La crise du logement a ramené les enjeux d’immigration au premier plan. Mais le débat actuel semble se cristalliser – une fois de plus – autour d’une seule question : le Canada et le Québec accueillent-ils trop d’immigrants ?

La forte augmentation du nombre de résidants temporaires a révélé plusieurs incohérences dans les politiques d’immigration. Il y aurait tout avantage à ce que les efforts, à Ottawa et à Québec, pour encadrer l’arrivée de ces résidants soient mieux planifiés et communiqués. On éviterait ainsi de donner une impression de chaos qui attise les inquiétudes de la population.

Vases communicants

Alors qu’historiquement, les nouveaux arrivants étaient presque exclusivement des immigrants permanents qui débarquaient directement de l’étranger, aujourd’hui la réalité est tout autre. D’une part, une grande partie des nouveaux détenteurs d’une carte de résidant permanent étaient en réalité déjà établis sur le territoire canadien (donc a priori déjà logés) pour y travailler ou pour y étudier.

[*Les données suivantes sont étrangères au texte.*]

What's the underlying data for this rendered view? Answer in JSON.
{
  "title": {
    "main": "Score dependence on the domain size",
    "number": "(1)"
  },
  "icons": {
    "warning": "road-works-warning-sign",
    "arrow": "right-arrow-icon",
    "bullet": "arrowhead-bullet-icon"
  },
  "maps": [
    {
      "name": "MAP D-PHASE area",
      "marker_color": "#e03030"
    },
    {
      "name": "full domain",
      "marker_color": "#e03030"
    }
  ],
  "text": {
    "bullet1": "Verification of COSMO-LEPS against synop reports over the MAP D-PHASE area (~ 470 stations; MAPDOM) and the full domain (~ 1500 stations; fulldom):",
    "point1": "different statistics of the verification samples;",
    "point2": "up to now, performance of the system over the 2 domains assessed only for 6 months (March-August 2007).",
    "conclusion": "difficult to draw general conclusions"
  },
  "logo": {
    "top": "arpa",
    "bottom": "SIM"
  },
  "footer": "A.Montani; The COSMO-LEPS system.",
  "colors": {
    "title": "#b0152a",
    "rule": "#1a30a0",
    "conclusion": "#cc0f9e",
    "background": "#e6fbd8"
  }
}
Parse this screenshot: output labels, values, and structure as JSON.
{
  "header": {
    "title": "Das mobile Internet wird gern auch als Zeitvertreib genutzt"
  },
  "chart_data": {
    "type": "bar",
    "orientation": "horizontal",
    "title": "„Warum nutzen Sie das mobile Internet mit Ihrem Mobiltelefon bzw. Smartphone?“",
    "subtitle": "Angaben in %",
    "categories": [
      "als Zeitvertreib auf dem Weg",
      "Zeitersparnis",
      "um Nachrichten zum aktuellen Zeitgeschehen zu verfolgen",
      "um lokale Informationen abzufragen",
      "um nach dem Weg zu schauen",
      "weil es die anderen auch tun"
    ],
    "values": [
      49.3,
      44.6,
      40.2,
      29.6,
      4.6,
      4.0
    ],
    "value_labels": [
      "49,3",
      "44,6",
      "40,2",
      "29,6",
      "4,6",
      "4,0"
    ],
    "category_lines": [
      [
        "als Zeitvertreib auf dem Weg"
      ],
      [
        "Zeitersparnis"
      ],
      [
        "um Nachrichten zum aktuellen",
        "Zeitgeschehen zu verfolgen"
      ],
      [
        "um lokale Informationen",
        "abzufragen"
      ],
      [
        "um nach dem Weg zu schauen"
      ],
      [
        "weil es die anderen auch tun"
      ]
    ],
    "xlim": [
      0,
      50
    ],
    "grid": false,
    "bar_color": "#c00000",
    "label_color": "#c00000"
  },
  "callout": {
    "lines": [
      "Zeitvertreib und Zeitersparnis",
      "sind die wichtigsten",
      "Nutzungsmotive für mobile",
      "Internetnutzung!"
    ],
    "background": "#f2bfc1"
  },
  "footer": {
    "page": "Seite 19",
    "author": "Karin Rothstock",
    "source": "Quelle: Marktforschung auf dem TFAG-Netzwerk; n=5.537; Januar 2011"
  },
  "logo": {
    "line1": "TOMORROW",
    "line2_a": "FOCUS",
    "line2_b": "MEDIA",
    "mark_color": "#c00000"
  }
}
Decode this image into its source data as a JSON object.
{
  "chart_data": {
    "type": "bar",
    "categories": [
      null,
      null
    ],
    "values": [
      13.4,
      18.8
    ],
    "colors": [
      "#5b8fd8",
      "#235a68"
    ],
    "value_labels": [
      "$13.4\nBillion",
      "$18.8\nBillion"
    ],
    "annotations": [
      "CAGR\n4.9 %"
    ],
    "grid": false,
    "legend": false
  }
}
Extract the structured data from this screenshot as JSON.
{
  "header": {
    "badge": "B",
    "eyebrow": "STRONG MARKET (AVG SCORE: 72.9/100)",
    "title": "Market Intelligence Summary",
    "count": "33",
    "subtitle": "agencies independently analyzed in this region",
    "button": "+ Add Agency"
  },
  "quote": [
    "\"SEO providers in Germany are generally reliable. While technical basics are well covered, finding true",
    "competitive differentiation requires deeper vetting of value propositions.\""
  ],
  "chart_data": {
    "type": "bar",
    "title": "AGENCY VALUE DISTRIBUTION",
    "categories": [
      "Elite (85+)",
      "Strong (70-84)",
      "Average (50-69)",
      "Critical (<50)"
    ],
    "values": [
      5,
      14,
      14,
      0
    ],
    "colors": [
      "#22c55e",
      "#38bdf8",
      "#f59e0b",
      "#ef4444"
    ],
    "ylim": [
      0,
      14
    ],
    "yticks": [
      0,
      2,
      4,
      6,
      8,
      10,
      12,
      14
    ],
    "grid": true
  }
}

D’autre part, le nombre de résidants temporaires accueillis au Québec en 2023 était trois fois plus important que celui des résidants permanents.

Contrairement à l’accueil des immigrants permanents, l’arrivée des résidants temporaires n’est pas soumise à des seuils.

Leur sélection n’est pas non plus déterminée par des critères uniformes : ils sont soit préalablement admis par un collège ou une université, soit invités par un employeur québécois, soit – et ce, de plus en plus – arrivés au pays pour y demander l’asile.

Résultat : les programmes d’immigration sont des vases communicants difficiles à démêler. Définir un chiffre qui permettrait d’intégrer correctement l’ensemble de ces nouveaux arrivants n’est donc pas tâche facile. Pourtant les débats sur l’immigration se limitent souvent à cette seule question de seuil.

Des enjeux distincts

Autre écueil dans le débat actuel : ne pas faire la distinction entre les enjeux d’immigration auxquels le Québec doit faire face et ceux du reste du Canada. Oui, le nombre de nouveaux immigrants n’a jamais été aussi élevé tant au Québec qu’ailleurs au pays, mais les enjeux rencontrés sont totalement différents.

D’abord, la politique d’immigration permanente du Québec se distingue clairement de celle du fédéral qui, en passant, a bien plus de prérogatives sur les autres provinces.

L’afflux de nouveaux résidants permanents représentait en 2023 moins de 0,6 % de la population totale au Québec tandis que ce nombre s’élève à 1,1 % dans l’ensemble Canada.

Surtout, le fédéral planifie augmenter ces seuils jusqu’en 2025 alors qu’ils devraient demeurer inchangés au Québec. Les défis, tout comme les avantages potentiels, d’une croissance rapide de la population touchent donc davantage le reste du Canada.

Notons également que si le nombre d’étudiants étrangers s’est accru rapidement dans l’ensemble du Canada, l’afflux y est plus important (0,5 % de la population totale) qu’au Québec (0,2 %). Depuis 2022, le Québec a adopté une série de mesures pour mieux contrôler leur admission, notamment dans les collèges privés.

Demandeurs d’asile

Enfin, un des défis qui touchent particulièrement le Québec est l’accueil des demandeurs d’asile qui s’est accru considérablement au cours des dernières années. En 2023, 43 % de tous les demandeurs entrés au pays ont transité par le Québec. Les solutions se trouvent en revanche davantage du côté d’Ottawa puisqu’il s’agit d’enjeux de contrôle aux frontières, d’accords internationaux et de partage de responsabilités à l’échelle de la fédération.

Côté main-d’œuvre, le Québec – tout comme le Canada – accueille de plus en plus de travailleurs étrangers. Il est évident que les entreprises et le secteur public continueront d’avoir recours aux travailleurs temporaires, que nos universités ont besoin des étudiants étrangers pour maintenir leur excellence et qu’une société riche comme le Québec a le devoir d’accueillir des réfugiés.

Il est aussi évident que dans les villes où l’offre de logements était déjà insuffisante, de nouveaux résidants peuvent accentuer les pressions. Mais comprendre les dynamiques de l’immigration actuelle est essentiel pour définir de meilleures politiques, et impliquer l’ensemble de la société, sur ce qui a toujours fonctionné : l’accueil, l’intégration au marché du travail et la francisation.